Larimer Square in today’s Lower Downtown is in many ways where Denver began. The site of original staked-claim of “Denver City” – where General William Larimer jumped the original claim of William Russell’s St. Charles – Larimer Square’s history dates back to the beginning of Denver itself. For much of Denver’s history, the area remained its thriving commercial center, but in the aftermath of the Great Depression and two world wars, the area suffered decades of deferred investment and the lower downtown area fell into disrepair. By the 1950s the area was widely known as Denver’s “skid row.”
Following the “Flood of the Century” in 1965, public support for revitalizing the Central Platte Valley and lower downtown began to coalesce. While the City and agencies like DURA were focused on large redevelopment efforts like creating the Auraria Higher Education Campus, pioneering developers like Dana Crawford were at work getting lower downtown declared Denver’s first historic district.

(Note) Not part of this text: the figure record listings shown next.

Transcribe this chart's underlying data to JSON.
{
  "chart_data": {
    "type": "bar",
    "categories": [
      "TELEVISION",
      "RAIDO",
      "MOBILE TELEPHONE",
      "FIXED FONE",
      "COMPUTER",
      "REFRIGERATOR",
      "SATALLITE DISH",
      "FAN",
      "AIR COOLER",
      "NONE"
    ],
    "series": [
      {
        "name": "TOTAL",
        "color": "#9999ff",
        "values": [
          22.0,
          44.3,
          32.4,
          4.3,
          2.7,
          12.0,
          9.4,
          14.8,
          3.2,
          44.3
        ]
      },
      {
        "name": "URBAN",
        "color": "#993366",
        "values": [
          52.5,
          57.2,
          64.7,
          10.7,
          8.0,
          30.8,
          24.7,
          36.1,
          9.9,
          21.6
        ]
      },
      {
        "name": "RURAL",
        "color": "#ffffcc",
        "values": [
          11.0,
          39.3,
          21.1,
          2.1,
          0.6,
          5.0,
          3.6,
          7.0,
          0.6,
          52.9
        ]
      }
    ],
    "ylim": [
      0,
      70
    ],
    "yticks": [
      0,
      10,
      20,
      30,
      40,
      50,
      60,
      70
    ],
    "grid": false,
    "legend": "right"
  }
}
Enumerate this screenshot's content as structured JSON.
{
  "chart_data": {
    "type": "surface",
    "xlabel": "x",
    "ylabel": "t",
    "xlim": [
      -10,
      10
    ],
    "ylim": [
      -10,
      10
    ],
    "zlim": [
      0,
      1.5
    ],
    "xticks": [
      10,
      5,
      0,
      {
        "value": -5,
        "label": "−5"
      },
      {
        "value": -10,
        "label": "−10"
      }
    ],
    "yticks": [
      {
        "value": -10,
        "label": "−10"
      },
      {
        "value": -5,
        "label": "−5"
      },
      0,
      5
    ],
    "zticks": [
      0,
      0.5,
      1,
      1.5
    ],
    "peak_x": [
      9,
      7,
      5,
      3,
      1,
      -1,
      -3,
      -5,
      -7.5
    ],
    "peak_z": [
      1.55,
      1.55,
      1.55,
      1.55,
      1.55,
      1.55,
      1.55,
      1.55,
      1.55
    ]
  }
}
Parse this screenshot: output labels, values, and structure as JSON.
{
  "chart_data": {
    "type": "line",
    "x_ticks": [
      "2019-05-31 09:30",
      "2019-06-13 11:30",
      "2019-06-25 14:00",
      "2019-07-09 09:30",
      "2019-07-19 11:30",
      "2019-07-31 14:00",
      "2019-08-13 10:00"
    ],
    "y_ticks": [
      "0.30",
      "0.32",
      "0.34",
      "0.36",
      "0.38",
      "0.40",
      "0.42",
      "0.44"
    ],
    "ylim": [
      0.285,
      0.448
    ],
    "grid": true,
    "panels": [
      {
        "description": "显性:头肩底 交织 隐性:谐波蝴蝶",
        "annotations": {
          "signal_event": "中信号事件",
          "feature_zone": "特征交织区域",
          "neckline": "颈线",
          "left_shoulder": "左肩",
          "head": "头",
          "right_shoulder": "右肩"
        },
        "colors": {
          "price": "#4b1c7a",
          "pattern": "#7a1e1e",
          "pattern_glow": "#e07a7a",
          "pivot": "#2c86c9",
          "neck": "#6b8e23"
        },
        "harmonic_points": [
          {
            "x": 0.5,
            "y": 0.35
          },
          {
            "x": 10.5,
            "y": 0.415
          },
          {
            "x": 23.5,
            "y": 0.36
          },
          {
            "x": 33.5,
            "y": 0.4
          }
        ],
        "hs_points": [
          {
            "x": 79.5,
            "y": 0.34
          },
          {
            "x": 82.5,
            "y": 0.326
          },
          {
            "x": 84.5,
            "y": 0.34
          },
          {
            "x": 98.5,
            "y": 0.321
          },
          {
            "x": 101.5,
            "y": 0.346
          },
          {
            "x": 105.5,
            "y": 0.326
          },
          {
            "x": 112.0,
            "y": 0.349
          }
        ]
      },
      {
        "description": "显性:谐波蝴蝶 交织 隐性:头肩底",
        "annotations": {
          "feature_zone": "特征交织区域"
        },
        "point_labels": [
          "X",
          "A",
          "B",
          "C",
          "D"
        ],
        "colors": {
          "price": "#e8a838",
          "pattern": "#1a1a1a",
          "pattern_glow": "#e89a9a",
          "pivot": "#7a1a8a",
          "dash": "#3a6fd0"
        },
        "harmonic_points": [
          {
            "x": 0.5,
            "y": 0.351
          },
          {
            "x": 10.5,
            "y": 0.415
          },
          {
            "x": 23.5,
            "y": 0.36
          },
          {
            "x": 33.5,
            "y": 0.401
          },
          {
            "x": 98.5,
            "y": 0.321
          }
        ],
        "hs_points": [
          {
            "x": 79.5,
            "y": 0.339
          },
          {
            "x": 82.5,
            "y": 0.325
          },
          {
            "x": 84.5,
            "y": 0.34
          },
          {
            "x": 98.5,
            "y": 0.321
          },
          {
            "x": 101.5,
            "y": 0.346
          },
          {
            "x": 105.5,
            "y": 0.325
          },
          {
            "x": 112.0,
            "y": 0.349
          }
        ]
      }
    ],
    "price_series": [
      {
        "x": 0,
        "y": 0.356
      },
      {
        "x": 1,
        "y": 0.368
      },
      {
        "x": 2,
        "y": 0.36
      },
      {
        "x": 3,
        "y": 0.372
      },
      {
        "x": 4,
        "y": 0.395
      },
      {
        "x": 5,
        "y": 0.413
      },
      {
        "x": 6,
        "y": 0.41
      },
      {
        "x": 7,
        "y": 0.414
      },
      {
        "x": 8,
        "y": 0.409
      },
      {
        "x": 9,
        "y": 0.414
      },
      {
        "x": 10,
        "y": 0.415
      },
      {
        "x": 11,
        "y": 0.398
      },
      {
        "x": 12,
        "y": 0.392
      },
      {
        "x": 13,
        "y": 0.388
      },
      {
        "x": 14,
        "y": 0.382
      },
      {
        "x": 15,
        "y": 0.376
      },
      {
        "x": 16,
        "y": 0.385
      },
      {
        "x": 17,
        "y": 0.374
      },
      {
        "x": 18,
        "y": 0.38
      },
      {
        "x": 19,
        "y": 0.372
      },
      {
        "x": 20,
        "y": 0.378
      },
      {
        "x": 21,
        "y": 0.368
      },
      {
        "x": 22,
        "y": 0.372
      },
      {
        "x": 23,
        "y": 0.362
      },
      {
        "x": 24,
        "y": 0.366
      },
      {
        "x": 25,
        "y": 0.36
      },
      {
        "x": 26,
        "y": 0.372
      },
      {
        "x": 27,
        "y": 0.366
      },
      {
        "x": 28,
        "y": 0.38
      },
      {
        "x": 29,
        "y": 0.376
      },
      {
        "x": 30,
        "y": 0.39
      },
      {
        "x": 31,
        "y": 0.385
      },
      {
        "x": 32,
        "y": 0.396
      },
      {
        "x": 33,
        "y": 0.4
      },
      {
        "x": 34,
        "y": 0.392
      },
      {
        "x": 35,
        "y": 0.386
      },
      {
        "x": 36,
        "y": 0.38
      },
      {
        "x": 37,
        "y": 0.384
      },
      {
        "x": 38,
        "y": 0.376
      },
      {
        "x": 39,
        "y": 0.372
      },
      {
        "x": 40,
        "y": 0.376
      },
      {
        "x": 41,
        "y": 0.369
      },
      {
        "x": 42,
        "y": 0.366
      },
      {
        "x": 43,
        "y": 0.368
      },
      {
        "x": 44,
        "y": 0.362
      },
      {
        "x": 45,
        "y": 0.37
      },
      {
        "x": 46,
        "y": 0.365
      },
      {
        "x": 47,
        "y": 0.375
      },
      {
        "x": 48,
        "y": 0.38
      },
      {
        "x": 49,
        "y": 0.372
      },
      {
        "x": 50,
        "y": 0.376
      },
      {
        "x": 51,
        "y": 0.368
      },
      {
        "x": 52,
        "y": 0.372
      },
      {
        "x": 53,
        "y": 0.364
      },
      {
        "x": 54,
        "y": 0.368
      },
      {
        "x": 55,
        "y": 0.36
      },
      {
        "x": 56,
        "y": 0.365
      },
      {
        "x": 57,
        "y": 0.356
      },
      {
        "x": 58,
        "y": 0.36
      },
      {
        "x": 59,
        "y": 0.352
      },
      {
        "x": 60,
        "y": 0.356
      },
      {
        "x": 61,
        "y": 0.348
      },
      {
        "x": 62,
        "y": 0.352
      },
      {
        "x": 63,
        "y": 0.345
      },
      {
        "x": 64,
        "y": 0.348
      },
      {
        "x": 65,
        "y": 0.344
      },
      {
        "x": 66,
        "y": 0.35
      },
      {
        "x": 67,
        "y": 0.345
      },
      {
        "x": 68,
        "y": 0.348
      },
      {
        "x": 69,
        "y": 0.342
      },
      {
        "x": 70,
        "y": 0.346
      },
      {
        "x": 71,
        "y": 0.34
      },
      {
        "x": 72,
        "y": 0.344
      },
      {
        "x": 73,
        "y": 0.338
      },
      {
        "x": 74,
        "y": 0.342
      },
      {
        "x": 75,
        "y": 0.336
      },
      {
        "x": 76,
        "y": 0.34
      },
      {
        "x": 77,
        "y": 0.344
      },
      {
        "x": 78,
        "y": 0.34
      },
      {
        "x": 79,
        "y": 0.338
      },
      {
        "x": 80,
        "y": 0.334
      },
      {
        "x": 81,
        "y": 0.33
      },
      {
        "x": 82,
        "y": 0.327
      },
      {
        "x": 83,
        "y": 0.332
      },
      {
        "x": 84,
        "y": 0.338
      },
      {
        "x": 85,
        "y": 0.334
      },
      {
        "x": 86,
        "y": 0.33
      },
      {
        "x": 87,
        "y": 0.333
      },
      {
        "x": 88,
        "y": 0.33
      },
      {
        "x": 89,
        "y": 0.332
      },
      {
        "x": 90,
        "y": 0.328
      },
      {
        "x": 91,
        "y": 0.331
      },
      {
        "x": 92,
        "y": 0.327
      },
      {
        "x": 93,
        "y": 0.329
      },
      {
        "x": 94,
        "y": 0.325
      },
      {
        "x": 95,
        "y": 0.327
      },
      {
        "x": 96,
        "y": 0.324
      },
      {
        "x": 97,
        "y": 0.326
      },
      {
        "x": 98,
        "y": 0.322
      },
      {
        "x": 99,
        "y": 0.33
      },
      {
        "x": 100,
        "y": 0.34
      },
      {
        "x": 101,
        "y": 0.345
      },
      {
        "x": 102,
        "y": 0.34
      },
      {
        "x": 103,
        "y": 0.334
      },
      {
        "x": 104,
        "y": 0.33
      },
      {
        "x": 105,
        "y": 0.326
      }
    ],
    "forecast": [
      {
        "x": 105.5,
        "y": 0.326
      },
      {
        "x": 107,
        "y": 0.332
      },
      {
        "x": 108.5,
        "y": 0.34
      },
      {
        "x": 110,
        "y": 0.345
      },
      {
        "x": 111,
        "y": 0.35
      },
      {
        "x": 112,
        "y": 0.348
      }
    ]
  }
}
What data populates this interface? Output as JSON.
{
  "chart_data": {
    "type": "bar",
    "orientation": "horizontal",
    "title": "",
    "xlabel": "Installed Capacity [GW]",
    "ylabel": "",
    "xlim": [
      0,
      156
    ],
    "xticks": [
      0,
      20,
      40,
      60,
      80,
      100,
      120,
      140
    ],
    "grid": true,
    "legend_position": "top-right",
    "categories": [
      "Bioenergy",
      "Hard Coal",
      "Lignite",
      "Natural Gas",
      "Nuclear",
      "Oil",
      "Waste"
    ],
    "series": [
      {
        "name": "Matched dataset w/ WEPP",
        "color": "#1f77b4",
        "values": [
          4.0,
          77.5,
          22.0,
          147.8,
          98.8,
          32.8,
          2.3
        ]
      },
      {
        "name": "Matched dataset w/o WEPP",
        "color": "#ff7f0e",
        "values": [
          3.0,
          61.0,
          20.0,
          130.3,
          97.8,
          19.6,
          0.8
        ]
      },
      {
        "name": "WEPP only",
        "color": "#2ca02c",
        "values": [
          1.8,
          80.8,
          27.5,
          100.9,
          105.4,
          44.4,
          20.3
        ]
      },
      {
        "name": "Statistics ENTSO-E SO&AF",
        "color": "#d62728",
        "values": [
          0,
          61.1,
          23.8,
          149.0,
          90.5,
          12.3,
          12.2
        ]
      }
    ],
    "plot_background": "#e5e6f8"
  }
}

The district was created in 1971, and with it, the three-decade effort to revitalize lower downtown into the high end retail and entertainment area we know today as LoDo was put into motion.
In the early 1990s, Larimer Square Parking Associates’ renovation of the long vacant Graham and Buerger buildings helped catalyze revitalization of the Larimer Square area. The project also included redevelopment of a vacant parking lot on nearby Market Street into a six-story, 310-space parking garage. The historically sensitive structure provides much needed parking for the LoDo area and added 6,000 square feet of in-line retail space along Market Street.
DURA provided $1.43 million in assistance through TIF financing to help finance the $5.8 million project. The developer reimbursement obligation was fully repaid in 2005 and the increased property and sales taxes generated by the redevelopment now flow to the benefit of the original taxing entities.